6. Method according to claim 5, CHARACTERIZED because the polycation is Chitosan (Ch).

7. Method according to claim 1, CHARACTERIZED in that the polyanion used for the final nanoencapsulation layer is selected from sodium poly (styrene) sulphonate (PSS) and / or hyaluronic acid (HA) and / or chondroitin sulfate (CS) .

8. Method according to claim 7, CHARACTERIZED in that the polyanion used for the final nanoencapsulation layer is selected from hyaluronic acid (HA) and / or chondroitin sulfate (CS).

9. Method according to claim 1, CHARACTERIZED in that the chemical reagents are selected from N-hydroxysulfosuccinimide (NHSS) and 1-ethyl-3- (3-dimethylaminopropyl) carbodiimide (EDAC).

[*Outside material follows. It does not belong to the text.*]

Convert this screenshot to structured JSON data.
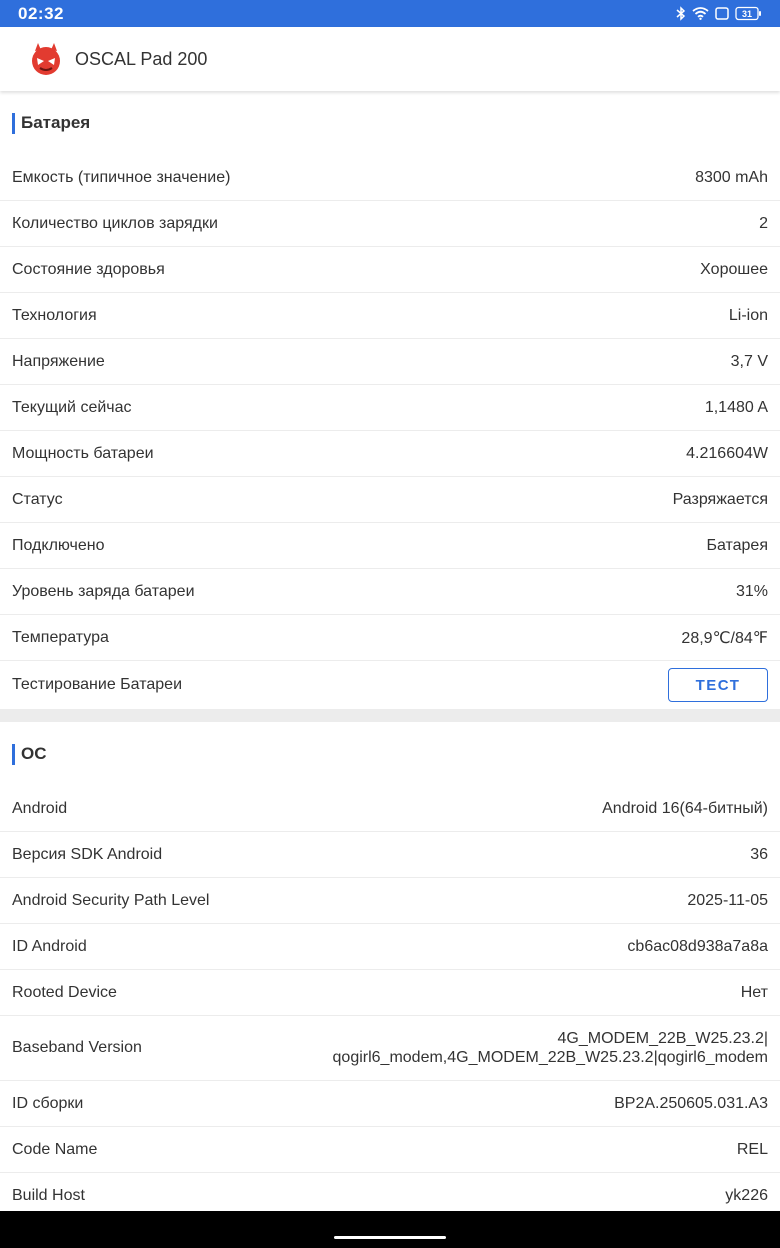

10. Method according to claim 1, CHARACTERIZED in that steps ii) and iii) of binding the bifunctional reagent to the polyanion, and binding to an antibody comprises:

i) mixing a solution of polyanions, comprising hyaluronic acid: 1: 1 chondroitin sulfate of 1 mg / mL in MES buffer (2- (N-morpholino) ethanesulfonic acid), pH 7.4 at 4 ° C, with the reagent N-hydroxysulfosuccinimide (NHSS);

ii) Incubate for 15 minutes at 4 ° C; iii) Add to the previous mixture 40 uL of selected antibody (100 pg / mL) in the presence of a 1-ethyl-3- (3-dimethylaminopropyl) carbodiimide (EDAC) solution dissolved in MES buffer pH 7.4;

iv) incubate for 2 hours at 4 ° C.

11. Method according to claim 1, CHARACTERIZED in that the final stage of nanoencapsulation and binding to an antibody iv) and v) comprises: providing the nanoencapsulated cells with chitosan according to claim 6 and mixing with the solution containing the hyaluronic acid , chondroitin sulfate and bound antibody, obtained according to claim 10.

12. Method of cell targeting of cells to specific tissues or organs, CHARACTERIZED because it comprises directing nanoencapsulated cells bound to specific antibodies capable of binding to tissue or organ cell antigens, which have physiological and / or pathophysiological deficiencies.